When using RecurrentAttentionLayer on gpu, it gets exception:

Exception in thread “main” java.lang.RuntimeException: Op [multi_head_dot_product_attention_bp] execution failed
at org.nd4j.linalg.jcublas.ops.executioner.CudaExecutioner.exec(CudaExecutioner.java:2316)
at org.nd4j.linalg.factory.Nd4j.exec(Nd4j.java:6599)
at org.nd4j.autodiff.samediff.internal.InferenceSession.doExec(InferenceSession.java:483)
at org.nd4j.autodiff.samediff.internal.InferenceSession.getOutputs(InferenceSession.java:217)
at org.nd4j.autodiff.samediff.internal.InferenceSession.getOutputs(InferenceSession.java:67)
at org.nd4j.autodiff.samediff.internal.AbstractSession.output(AbstractSession.java:380)
at org.nd4j.autodiff.samediff.SameDiff.directExecHelper(SameDiff.java:2601)
at org.nd4j.autodiff.samediff.SameDiff.batchOutputHelper(SameDiff.java:2569)
at org.nd4j.autodiff.samediff.SameDiff.calculateGradientsAndOutputs(SameDiff.java:4049)
at org.nd4j.autodiff.samediff.SameDiff.calculateGradients(SameDiff.java:4010)
at org.deeplearning4j.nn.layers.samediff.SameDiffLayer.backpropGradient(SameDiffLayer.java:169)
at org.deeplearning4j.nn.graph.vertex.impl.LayerVertex.doBackward(LayerVertex.java:149)
at org.deeplearning4j.nn.graph.ComputationGraph.calcBackpropGradients(ComputationGraph.java:2713)
at org.deeplearning4j.nn.graph.ComputationGraph.computeGradientAndScore(ComputationGraph.java:1382)
at org.deeplearning4j.nn.graph.ComputationGraph.computeGradientAndScore(ComputationGraph.java:1342)
at org.deeplearning4j.optimize.solvers.BaseOptimizer.gradientAndScore(BaseOptimizer.java:170)
at org.deeplearning4j.optimize.solvers.StochasticGradientDescent.optimize(StochasticGradientDescent.java:63)
at org.deeplearning4j.optimize.Solver.optimize(Solver.java:52)
at org.deeplearning4j.nn.graph.ComputationGraph.fitHelper(ComputationGraph.java:1166)
at org.deeplearning4j.nn.graph.ComputationGraph.fit(ComputationGraph.java:1116)
at org.deeplearning4j.nn.graph.ComputationGraph.fit(ComputationGraph.java:1026)
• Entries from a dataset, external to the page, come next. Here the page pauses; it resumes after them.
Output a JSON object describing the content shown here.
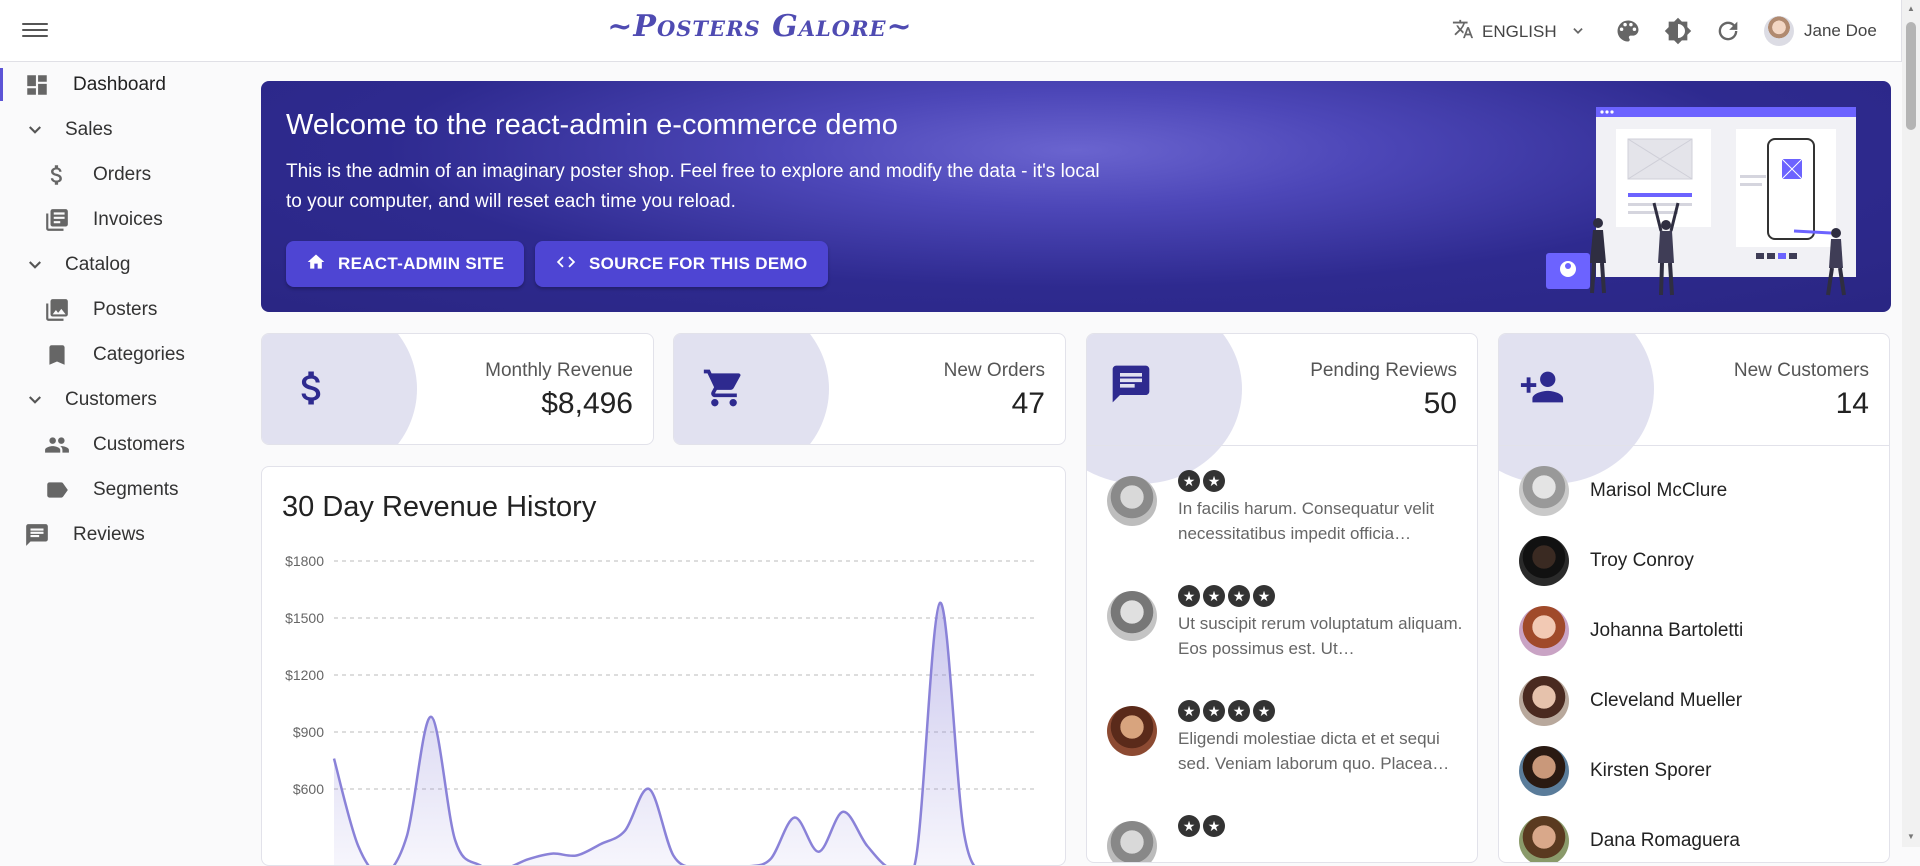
{
  "header": {
    "app_title": "~Posters Galore~",
    "language": "ENGLISH",
    "user_name": "Jane Doe"
  },
  "sidebar": {
    "items": [
      {
        "label": "Dashboard",
        "icon": "dashboard-icon"
      },
      {
        "label": "Sales",
        "icon": "chevron-down-icon"
      },
      {
        "label": "Orders",
        "icon": "dollar-icon"
      },
      {
        "label": "Invoices",
        "icon": "library-books-icon"
      },
      {
        "label": "Catalog",
        "icon": "chevron-down-icon"
      },
      {
        "label": "Posters",
        "icon": "collections-icon"
      },
      {
        "label": "Categories",
        "icon": "bookmark-icon"
      },
      {
        "label": "Customers",
        "icon": "chevron-down-icon"
      },
      {
        "label": "Customers",
        "icon": "people-icon"
      },
      {
        "label": "Segments",
        "icon": "label-icon"
      },
      {
        "label": "Reviews",
        "icon": "comment-icon"
      }
    ]
  },
  "banner": {
    "title": "Welcome to the react-admin e-commerce demo",
    "text": "This is the admin of an imaginary poster shop. Feel free to explore and modify the data - it's local to your computer, and will reset each time you reload.",
    "button1": "REACT-ADMIN SITE",
    "button2": "SOURCE FOR THIS DEMO"
  },
  "stats": {
    "monthly_revenue": {
      "label": "Monthly Revenue",
      "value": "$8,496"
    },
    "new_orders": {
      "label": "New Orders",
      "value": "47"
    },
    "pending_reviews": {
      "label": "Pending Reviews",
      "value": "50"
    },
    "new_customers": {
      "label": "New Customers",
      "value": "14"
    }
  },
  "reviews": [
    {
      "rating": 2,
      "text": "In facilis harum. Consequatur velit necessitatibus impedit officia…"
    },
    {
      "rating": 4,
      "text": "Ut suscipit rerum voluptatum aliquam. Eos possimus est. Ut…"
    },
    {
      "rating": 4,
      "text": "Eligendi molestiae dicta et et sequi sed. Veniam laborum quo. Placea…"
    },
    {
      "rating": 2,
      "text": ""
    }
  ],
  "customers": [
    {
      "name": "Marisol McClure"
    },
    {
      "name": "Troy Conroy"
    },
    {
      "name": "Johanna Bartoletti"
    },
    {
      "name": "Cleveland Mueller"
    },
    {
      "name": "Kirsten Sporer"
    },
    {
      "name": "Dana Romaguera"
    }
  ],
  "colors": {
    "primary": "#4f4bb2",
    "banner_dark": "#2e2a8f",
    "accent_button": "#4e45d3",
    "chart_line": "#8a82d8"
  },
  "chart_data": {
    "type": "area",
    "title": "30 Day Revenue History",
    "y_ticks": [
      "$1800",
      "$1500",
      "$1200",
      "$900",
      "$600"
    ],
    "ylim": [
      0,
      1950
    ],
    "grid": true,
    "x": [
      0,
      1,
      2,
      3,
      4,
      5,
      6,
      7,
      8,
      9,
      10,
      11,
      12,
      13,
      14,
      15,
      16,
      17,
      18,
      19,
      20,
      21,
      22,
      23,
      24,
      25,
      26,
      27,
      28,
      29
    ],
    "values": [
      760,
      300,
      150,
      350,
      980,
      330,
      200,
      180,
      230,
      260,
      250,
      310,
      380,
      600,
      250,
      180,
      160,
      190,
      230,
      450,
      270,
      480,
      300,
      180,
      230,
      1580,
      360,
      160,
      140,
      140
    ]
  }
}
Caused by: java.lang.RuntimeException: [DEVICE] allocation failed; Error code: [2]
at org.nd4j.linalg.jcublas.ops.executioner.CudaExecutioner.exec(CudaExecutioner.java:2500)
at org.nd4j.linalg.jcublas.ops.executioner.CudaExecutioner.exec(CudaExecutioner.java:2306)
… 22 more

The layer is added by the code like:

graphBuilder = graphBuilder.addLayer(“attension1”,
new RecurrentAttentionLayer.Builder().activation(Activation.SOFTSIGN)
.updater(new Adam(learningRateSchedule)).nHeads(5).headSize(40).nIn(sentenceNOut).nOut(sentenceNOut).build()
, lastLayerName);
lastLayerName = “attension1”;

It runs ok without the RecurrentAttentionLayer (s).

Dl4j version is beta-6.
The enviroment is same as No CUDA devices were found.
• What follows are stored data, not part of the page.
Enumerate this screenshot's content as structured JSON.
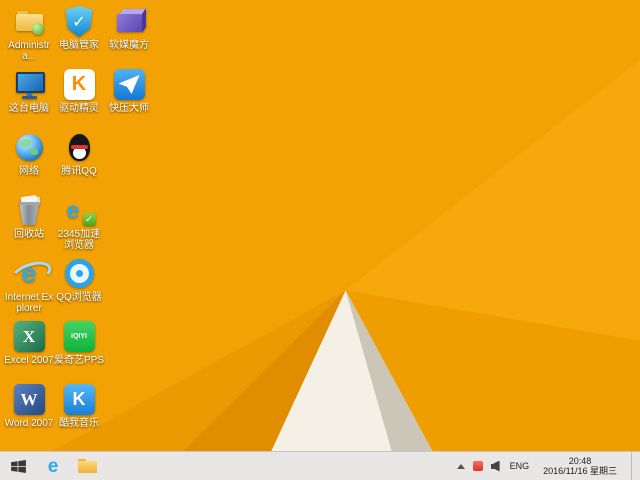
{
  "colors": {
    "wall-base": "#f3a205",
    "wall-upper-right": "#f6a80c",
    "wall-right": "#ef9e02",
    "wall-fold-mid": "#ec9a02",
    "wall-fold-dark": "#e08e00",
    "wall-paper-white": "#f4f0e6",
    "wall-paper-shadow": "#ccc6b8",
    "taskbar-bg": "#e8e7e5",
    "ie-blue": "#2fa8e8"
  },
  "desktop": {
    "icons": [
      {
        "name": "administrator",
        "label": "Administra..."
      },
      {
        "name": "this-pc",
        "label": "这台电脑"
      },
      {
        "name": "network",
        "label": "网络"
      },
      {
        "name": "recycle-bin",
        "label": "回收站"
      },
      {
        "name": "internet-explorer",
        "label": "Internet Explorer",
        "glyph": "e"
      },
      {
        "name": "excel-2007",
        "label": "Excel 2007",
        "glyph": "X"
      },
      {
        "name": "word-2007",
        "label": "Word 2007",
        "glyph": "W"
      },
      {
        "name": "pc-manager",
        "label": "电脑管家",
        "glyph": "✓"
      },
      {
        "name": "driver-genius",
        "label": "驱动精灵",
        "glyph": "K"
      },
      {
        "name": "tencent-qq",
        "label": "腾讯QQ"
      },
      {
        "name": "2345-browser",
        "label": "2345加速浏览器",
        "glyph": "e",
        "badge_glyph": "✓"
      },
      {
        "name": "qq-browser",
        "label": "QQ浏览器"
      },
      {
        "name": "iqiyi-pps",
        "label": "爱奇艺PPS",
        "glyph": "iQIYI"
      },
      {
        "name": "kuwo-music",
        "label": "酷我音乐",
        "glyph": "K"
      },
      {
        "name": "ruanmei-mofang",
        "label": "软媒魔方"
      },
      {
        "name": "kuaizip",
        "label": "快压大师"
      }
    ]
  },
  "taskbar": {
    "pinned": [
      {
        "name": "internet-explorer",
        "glyph": "e"
      },
      {
        "name": "file-explorer"
      }
    ],
    "tray": {
      "language": "ENG",
      "time": "20:48",
      "date": "2016/11/16 星期三"
    }
  }
}
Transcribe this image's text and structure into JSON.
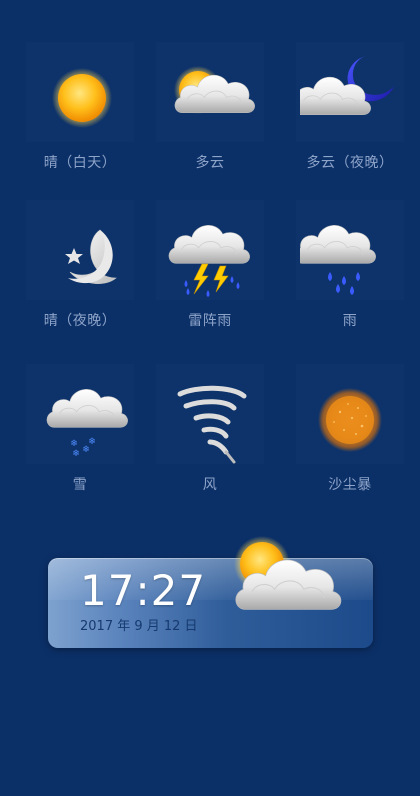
{
  "items": [
    {
      "label": "晴（白天）",
      "icon": "sun-icon"
    },
    {
      "label": "多云",
      "icon": "partly-cloudy-icon"
    },
    {
      "label": "多云（夜晚）",
      "icon": "cloudy-night-icon"
    },
    {
      "label": "晴（夜晚）",
      "icon": "clear-night-icon"
    },
    {
      "label": "雷阵雨",
      "icon": "thunderstorm-icon"
    },
    {
      "label": "雨",
      "icon": "rain-icon"
    },
    {
      "label": "雪",
      "icon": "snow-icon"
    },
    {
      "label": "风",
      "icon": "wind-icon"
    },
    {
      "label": "沙尘暴",
      "icon": "sandstorm-icon"
    }
  ],
  "widget": {
    "time": "17:27",
    "date": "2017 年 9 月 12 日",
    "icon": "partly-cloudy-icon"
  },
  "colors": {
    "background": "#0b3068",
    "label": "#8ea3c8",
    "sun": "#ffb300",
    "moon": "#2a2fcf"
  }
}
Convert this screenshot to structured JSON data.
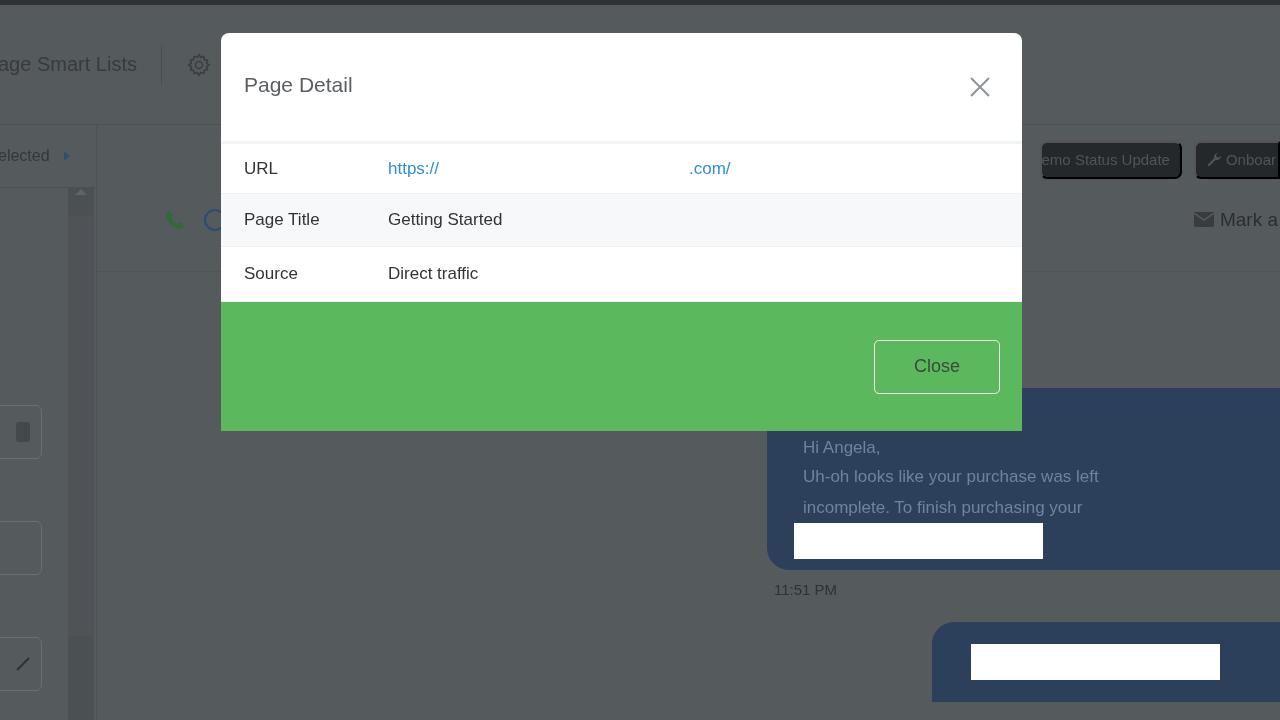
{
  "background": {
    "header_title": "age Smart Lists",
    "filter_label": "elected",
    "chips": [
      {
        "label": "emo Status Update",
        "kind": "plain"
      },
      {
        "label": "Onboar",
        "kind": "wrench"
      }
    ],
    "mark_action": "Mark a",
    "message": {
      "greeting": "Hi Angela,",
      "body": "Uh-oh looks like your purchase was left incomplete. To finish purchasing your",
      "time": "11:51 PM"
    }
  },
  "modal": {
    "title": "Page Detail",
    "rows": [
      {
        "label": "URL",
        "kind": "link",
        "value_start": "https://",
        "value_end": ".com/"
      },
      {
        "label": "Page Title",
        "kind": "text",
        "value": "Getting Started"
      },
      {
        "label": "Source",
        "kind": "text",
        "value": "Direct traffic"
      }
    ],
    "close_label": "Close"
  }
}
This looks like you again don’t have enough memory. Attention uses quite a lot of memory, and I’ve struggled even with the 11GB of VRAM that I have.

Ye, attention ops need some polishing in order to reduce memory footprint they use… Known issue.

It’s indeed short of memory.
When i use only one attension layer instead of two previously, it can run.